Et surtout, ces scènes dans un grand espace en plein air contrastent comme il faut avec les scènes intimistes entre Rousseau et Sayid dans un endroit confiné et sombre. En somme, c’est très réussi.
Flash express (ou trucs en vrac)
- Un nouveau personnage (outre l’hypocondriaque) mystérieux fait son apparition : Ethan.
- La relation Walt - Locke est rappelée à notre bon souvenir. Flippant, surtout qu’ils jouent avec des couteaux...
Rousseau, partie II
Après les références directes au philosophe anglais John Locke par le biais du personnage du même nom (Guigui avait fait un topo sur lui dans la review de l’épisode 4, qui se trouve ici et au roman de Lewis Carroll Alice in the Wonderland, c’est au tour de Rousseau. En effet, comment ne pas rapprocher le personnage de la Française à notre bien-aimé Jean-Jacques Rousseau (je vous rassure, ceci est totalement ironique car Les Confessions me sont restées en travers de la gorge), philosophe de son état ? En faisant quelques recherches (Google est ton ami), on peut trouver des dossiers intéressants sur certains écrits de Rousseau qui ont une portée particulière dans le cadre de la série.

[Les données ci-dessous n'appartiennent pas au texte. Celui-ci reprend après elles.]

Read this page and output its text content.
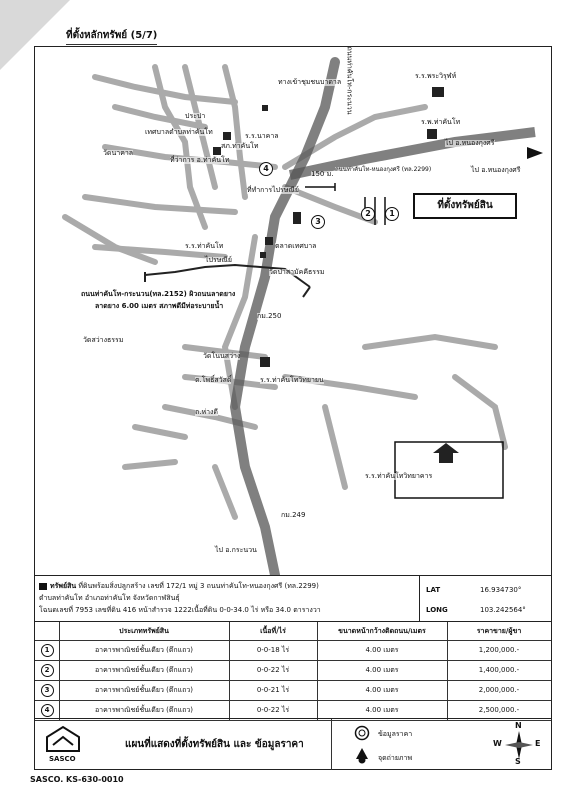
ที่ตั้งหลักทรัพย์ (5/7)
ทางเข้าชุมชนบาดาล
ร.ร.พระวิรุฬห์
ร.พ.ท่าคันโท
ไป อ.หนองกุงศรี
ถนนท่าคันโท-หนองกุงศรี (ทล.2299)
ประปา
เทศบาลตำบลท่าคันโท	ร.ร.นาคาล
วัดนาคาล
สภ.ท่าคันโท
ที่ว่าการ อ.ท่าคันโท
150 ม.
ที่ทำการไปรษณีย์
ตลาดเทศบาล
ร.ร.ท่าคันโท
ไปรษณีย์
วัดป่าสามัคคีธรรม
ถนนท่าคันโท-กระนวน(ทล.2152) ผิวถนนลาดยาง
ลาดยาง 6.00 เมตร สภาพดีมีท่อระบายน้ำ
กม.250
วัดสว่างธรรม
วัดโนนสว่าง
ต.โพธิ์สวัสดิ์	ร.ร.ท่าคันโทวิทยายน
ถ.ห่างดี
ร.ร.ท่าคันโทวิทยาคาร
กม.249
ไป อ.กระนวน
ถนนท่าคันโท-กระนวน
ไป อ.หนองกุงศรี
ที่ตั้งทรัพย์สิน
1
2
3
4
ทรัพย์สิน ที่ดินพร้อมสิ่งปลูกสร้าง เลขที่ 172/1 หมู่ 3 ถนนท่าคันโท-หนองกุงศรี (ทล.2299)
ตำบลท่าคันโท อำเภอท่าคันโท จังหวัดกาฬสินธุ์
โฉนดเลขที่ 7953 เลขที่ดิน 416 หน้าสำรวจ 1222เนื้อที่ดิน 0-0-34.0 ไร่ หรือ 34.0 ตารางวา
LAT	16.934730°
LONG	103.242564°
ประเภททรัพย์สิน	เนื้อที่/ไร่	ขนาดหน้ากว้างติดถนน/เมตร	ราคาขาย/ผู้ขา
1	อาคารพาณิชย์ชั้นเดียว (ตึกแถว)	0-0-18 ไร่	4.00 เมตร	1,200,000.-
2	อาคารพาณิชย์ชั้นเดียว (ตึกแถว)	0-0-22 ไร่	4.00 เมตร	1,400,000.-
3	อาคารพาณิชย์ชั้นเดียว (ตึกแถว)	0-0-21 ไร่	4.00 เมตร	2,000,000.-
4	อาคารพาณิชย์ชั้นเดียว (ตึกแถว)	0-0-22 ไร่	4.00 เมตร	2,500,000.-
SASCO
แผนที่แสดงที่ตั้งทรัพย์สิน และ ข้อมูลราคา
ข้อมูลราคา
จุดถ่ายภาพ
N
W	E
S
SASCO. KS-630-0010
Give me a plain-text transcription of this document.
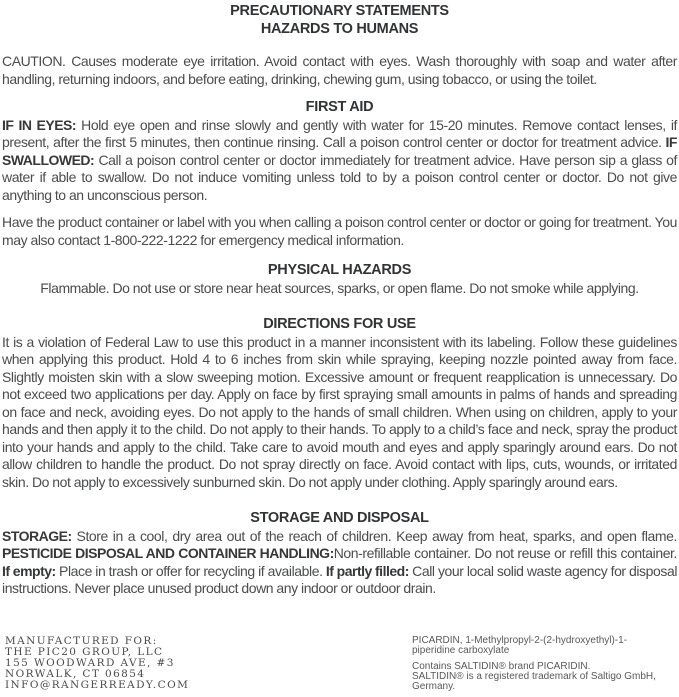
PRECAUTIONARY STATEMENTS
HAZARDS TO HUMANS

CAUTION. Causes moderate eye irritation. Avoid contact with eyes. Wash thoroughly with soap and water after handling, returning indoors, and before eating, drinking, chewing gum, using tobacco, or using the toilet.

FIRST AID

IF IN EYES: Hold eye open and rinse slowly and gently with water for 15-20 minutes. Remove contact lenses, if present, after the first 5 minutes, then continue rinsing. Call a poison control center or doctor for treatment advice. IF SWALLOWED: Call a poison control center or doctor immediately for treatment advice. Have person sip a glass of water if able to swallow. Do not induce vomiting unless told to by a poison control center or doctor. Do not give anything to an unconscious person.

Have the product container or label with you when calling a poison control center or doctor or going for treatment. You may also contact 1-800-222-1222 for emergency medical information.

PHYSICAL HAZARDS

Flammable. Do not use or store near heat sources, sparks, or open flame. Do not smoke while applying.

DIRECTIONS FOR USE

It is a violation of Federal Law to use this product in a manner inconsistent with its labeling. Follow these guidelines when applying this product. Hold 4 to 6 inches from skin while spraying, keeping nozzle pointed away from face. Slightly moisten skin with a slow sweeping motion. Excessive amount or frequent reapplication is unnecessary. Do not exceed two applications per day. Apply on face by first spraying small amounts in palms of hands and spreading on face and neck, avoiding eyes. Do not apply to the hands of small children. When using on children, apply to your hands and then apply it to the child. Do not apply to their hands. To apply to a child’s face and neck, spray the product into your hands and apply to the child. Take care to avoid mouth and eyes and apply sparingly around ears. Do not allow children to handle the product. Do not spray directly on face. Avoid contact with lips, cuts, wounds, or irritated skin. Do not apply to excessively sunburned skin. Do not apply under clothing. Apply sparingly around ears.

STORAGE AND DISPOSAL

STORAGE: Store in a cool, dry area out of the reach of children. Keep away from heat, sparks, and open flame. PESTICIDE DISPOSAL AND CONTAINER HANDLING:Non-refillable container. Do not reuse or refill this container. If empty: Place in trash or offer for recycling if available. If partly filled: Call your local solid waste agency for disposal instructions. Never place unused product down any indoor or outdoor drain.

MANUFACTURED FOR:
THE PIC20 GROUP, LLC
155 WOODWARD AVE, #3
NORWALK, CT 06854
INFO@RANGERREADY.COM
PICARDIN, 1-Methylpropyl-2-(2-hydroxyethyl)-1-
piperidine carboxylate
Contains SALTIDIN® brand PICARIDIN.
SALTIDIN® is a registered trademark of Saltigo GmbH,
Germany.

Ce qui nous intéresse tout particulièrement est ce que l’on appelle l’état de nature, qui est l’état dans lequel se trouvent les hommes lorsqu’ils ne sont soumis à aucune autorité politique. Ils sont donc pleinement libres car nul n’est soumis par nature et les hommes sont ainsi tous égaux. Les individus sont alors considérés en tant qu’individus et non en tant que membres d’une société. Néanmoins, si cette idée est commune à tous les philosophes qui se sont penchés sur la question, les perceptions de cet état sont parfois divergentes. Pour Rousseau, c’est un état quasi utopique, dans lequel l’homme est seul, se passant de l’aide de ses semblables. Il n’est donc pas social, et il connaît l’amour de soi et de sa propre conservation, une sorte d’égoïsme primitif. L’homme connaît donc le bonheur et possède une vie équilibrée. Dès lors que les hommes ont dû s’associer pour lutter contre les dangers de la nature, ils ont été pervertis. En effet, dans son Discours sur l’origine et les fondements de l’inégalité entre les hommes (qui sont, je le rappelle, égaux de nature), Rousseau considère que l’homme est devenu méchant, et cela à cause des progrès qu’il a fait et des connaissances qu’il a acquises dans un contexte social. La société porte les hommes à se haïr les uns les autres car leurs intérêts rentrent en jeu, c’est elle qui a introduit le mal en l’homme.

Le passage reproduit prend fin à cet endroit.